Faced by the onslaught of invaders from Origin and its City, the Sunflower Official made a fateful decision: the Organisation was to be cut off from its homeworld, and all portals back would be sealed. To emphasise this separation, he gave the Organisation a new name, reflecting their role in the destruction of the rogue plothole generators known as Mary-Sues. The Organisation became the Protectors of the Plot Continuum.
The PPC continued to expand, claiming the hidden places of countless worlds for their sprawling, six-dimensional Headquarters. On the day the plants opened their first portal to Earth, a young Korean man stumbled through. A brilliant technician with an uncanny skill with plothole technology, he was quickly dubbed Makes-Things by the Flowers (some say they simply could not pronounce his true name, others that the very concept of a non-descriptive ‘name’ was too foreign for them at that time), and the name has stuck ever since.
As Makes-Things and Hornbeam improved on the PPC’s technology, taking great strides into unknown levels of plothole control, something went wrong. The Cascade, a great multiplying of uncontrolled time-space distortions, spread outwards from the core of HQ, threading itself through the Multiverse and creating a ready-made expansion zone.
But the Cascade was not benign. The fringes of it touched the black hole around which Origin still spun. The system was destabilised, and Origin’s death was only a matter of time.
Receiving a desperate call for aid, the PPC turned homewards at last. All efforts to repair the damage failed; the orderly evacuation was consumed by the resurgent Civil War; many Flowers died in the Fall of Origin. Disheartened, the PPC turned outwards once again, leaving only a single plothole – or ‘portal’, as they were now known - open to the system. Here they brought specimens of all the new plants they found, in the hope that they too might mutate.

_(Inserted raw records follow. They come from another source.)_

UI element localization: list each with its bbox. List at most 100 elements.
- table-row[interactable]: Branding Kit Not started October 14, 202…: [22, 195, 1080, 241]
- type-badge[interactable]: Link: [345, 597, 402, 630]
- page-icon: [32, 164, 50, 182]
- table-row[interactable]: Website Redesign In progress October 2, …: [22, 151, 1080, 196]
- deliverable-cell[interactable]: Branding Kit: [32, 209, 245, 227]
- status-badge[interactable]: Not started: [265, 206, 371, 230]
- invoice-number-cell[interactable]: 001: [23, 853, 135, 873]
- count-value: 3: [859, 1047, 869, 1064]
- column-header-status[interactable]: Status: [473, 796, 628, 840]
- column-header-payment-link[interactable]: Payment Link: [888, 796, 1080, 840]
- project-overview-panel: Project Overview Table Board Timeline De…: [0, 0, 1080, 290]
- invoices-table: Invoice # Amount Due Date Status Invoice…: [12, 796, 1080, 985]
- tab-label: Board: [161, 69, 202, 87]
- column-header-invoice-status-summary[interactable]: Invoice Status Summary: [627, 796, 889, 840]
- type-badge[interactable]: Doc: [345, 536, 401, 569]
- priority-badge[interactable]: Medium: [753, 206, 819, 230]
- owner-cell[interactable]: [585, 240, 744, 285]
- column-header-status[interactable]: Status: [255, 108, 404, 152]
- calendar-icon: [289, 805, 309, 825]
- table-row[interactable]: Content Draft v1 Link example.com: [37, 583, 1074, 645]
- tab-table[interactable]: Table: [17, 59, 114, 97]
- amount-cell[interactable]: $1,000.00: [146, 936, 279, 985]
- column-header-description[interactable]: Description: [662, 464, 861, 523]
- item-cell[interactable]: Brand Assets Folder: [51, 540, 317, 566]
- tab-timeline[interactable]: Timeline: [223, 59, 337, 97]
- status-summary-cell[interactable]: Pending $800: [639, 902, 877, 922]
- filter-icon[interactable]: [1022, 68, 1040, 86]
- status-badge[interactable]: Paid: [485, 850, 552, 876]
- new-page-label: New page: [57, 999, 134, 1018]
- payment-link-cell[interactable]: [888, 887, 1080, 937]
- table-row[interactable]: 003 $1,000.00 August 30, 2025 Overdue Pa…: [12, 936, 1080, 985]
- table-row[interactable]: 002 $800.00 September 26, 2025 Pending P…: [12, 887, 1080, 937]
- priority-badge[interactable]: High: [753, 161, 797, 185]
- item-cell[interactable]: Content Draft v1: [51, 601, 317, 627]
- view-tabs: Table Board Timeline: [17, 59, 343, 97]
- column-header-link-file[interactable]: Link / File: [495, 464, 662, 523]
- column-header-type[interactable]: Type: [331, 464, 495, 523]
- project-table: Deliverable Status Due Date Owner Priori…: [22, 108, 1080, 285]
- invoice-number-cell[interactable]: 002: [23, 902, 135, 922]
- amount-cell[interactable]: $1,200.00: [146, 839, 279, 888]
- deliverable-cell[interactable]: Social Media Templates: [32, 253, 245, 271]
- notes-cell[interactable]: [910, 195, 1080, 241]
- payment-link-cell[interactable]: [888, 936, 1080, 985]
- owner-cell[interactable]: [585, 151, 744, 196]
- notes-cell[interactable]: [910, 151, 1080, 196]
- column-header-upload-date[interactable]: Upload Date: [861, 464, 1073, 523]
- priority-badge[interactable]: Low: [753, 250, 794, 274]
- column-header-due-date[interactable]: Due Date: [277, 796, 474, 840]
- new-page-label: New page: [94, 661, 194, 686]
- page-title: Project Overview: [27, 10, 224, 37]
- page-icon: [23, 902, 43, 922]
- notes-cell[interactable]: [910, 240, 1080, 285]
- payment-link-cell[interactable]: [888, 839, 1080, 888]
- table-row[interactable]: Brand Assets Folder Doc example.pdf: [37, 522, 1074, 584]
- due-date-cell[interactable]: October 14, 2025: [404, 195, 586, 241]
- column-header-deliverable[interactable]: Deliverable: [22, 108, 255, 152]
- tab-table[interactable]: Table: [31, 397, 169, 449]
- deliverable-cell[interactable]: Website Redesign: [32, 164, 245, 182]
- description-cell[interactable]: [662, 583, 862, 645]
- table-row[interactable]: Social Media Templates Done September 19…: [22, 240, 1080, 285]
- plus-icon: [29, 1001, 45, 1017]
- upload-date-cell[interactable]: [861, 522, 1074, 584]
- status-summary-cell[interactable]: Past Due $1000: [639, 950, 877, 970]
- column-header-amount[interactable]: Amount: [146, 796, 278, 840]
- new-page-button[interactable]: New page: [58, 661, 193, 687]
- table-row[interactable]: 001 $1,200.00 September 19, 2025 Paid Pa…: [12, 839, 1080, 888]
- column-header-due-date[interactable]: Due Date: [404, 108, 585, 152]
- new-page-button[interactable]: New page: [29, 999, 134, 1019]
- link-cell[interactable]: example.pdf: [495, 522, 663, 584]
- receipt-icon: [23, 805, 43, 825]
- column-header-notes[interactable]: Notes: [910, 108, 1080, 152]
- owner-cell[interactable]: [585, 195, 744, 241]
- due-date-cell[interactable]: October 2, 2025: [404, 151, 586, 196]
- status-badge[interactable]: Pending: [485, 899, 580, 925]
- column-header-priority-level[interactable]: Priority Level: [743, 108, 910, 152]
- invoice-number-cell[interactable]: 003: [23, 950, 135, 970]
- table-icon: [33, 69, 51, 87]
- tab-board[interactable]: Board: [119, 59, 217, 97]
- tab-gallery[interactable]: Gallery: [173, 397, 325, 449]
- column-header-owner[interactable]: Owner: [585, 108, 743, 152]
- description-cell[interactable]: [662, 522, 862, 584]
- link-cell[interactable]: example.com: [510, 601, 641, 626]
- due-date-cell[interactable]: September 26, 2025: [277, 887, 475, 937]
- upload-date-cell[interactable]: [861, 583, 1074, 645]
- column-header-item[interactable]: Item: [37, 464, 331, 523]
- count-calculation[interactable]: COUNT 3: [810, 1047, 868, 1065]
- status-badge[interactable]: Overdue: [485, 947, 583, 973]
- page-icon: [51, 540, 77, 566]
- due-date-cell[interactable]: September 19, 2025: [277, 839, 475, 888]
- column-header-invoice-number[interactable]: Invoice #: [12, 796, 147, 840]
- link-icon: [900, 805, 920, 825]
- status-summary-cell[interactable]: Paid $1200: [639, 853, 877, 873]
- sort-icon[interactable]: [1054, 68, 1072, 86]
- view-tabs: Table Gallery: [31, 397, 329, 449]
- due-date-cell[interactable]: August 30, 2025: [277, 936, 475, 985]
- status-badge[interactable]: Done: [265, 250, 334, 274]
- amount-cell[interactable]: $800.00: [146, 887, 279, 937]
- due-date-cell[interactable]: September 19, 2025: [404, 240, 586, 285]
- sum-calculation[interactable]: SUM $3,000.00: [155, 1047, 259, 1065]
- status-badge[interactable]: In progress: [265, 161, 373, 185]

As Captain Dandy and his Weeds set out to explore the Cascade and ensure no other worlds met Origin’s fate, the Protectors returned to their duties. Makes-Things found ways to miniaturise the portal creation and stabilising technology, and to fit them into a console that filled only a single wall. In the space that remained he added some things of his own invention - a device to detect the hated 'Sues, a summariser of their effects on the host reality, and a really loud annoying thing that went [BEEEEEEEEEP!!!!!!!].
Adapting these new inventions, he designed Canon Analysis Devices to detect the specific influences of the 'Sues on each character. However, all this technology was rarely used - even with disguises, the Flowers did not enjoy leaving HQ, and often merely destroyed a planet housing a possible 'Sue to save time. The S.O. knew about this, but there was nothing he could do.
... nothing, that is, until a portal to Earth scooped up two girls and dumped them in Makes-Things' lab, giving him the shock of his life.
Their names were not, sadly, Jay Thorntree and Acacia Byrd. It would have been nice, but unfortunately, History doesn't work that way.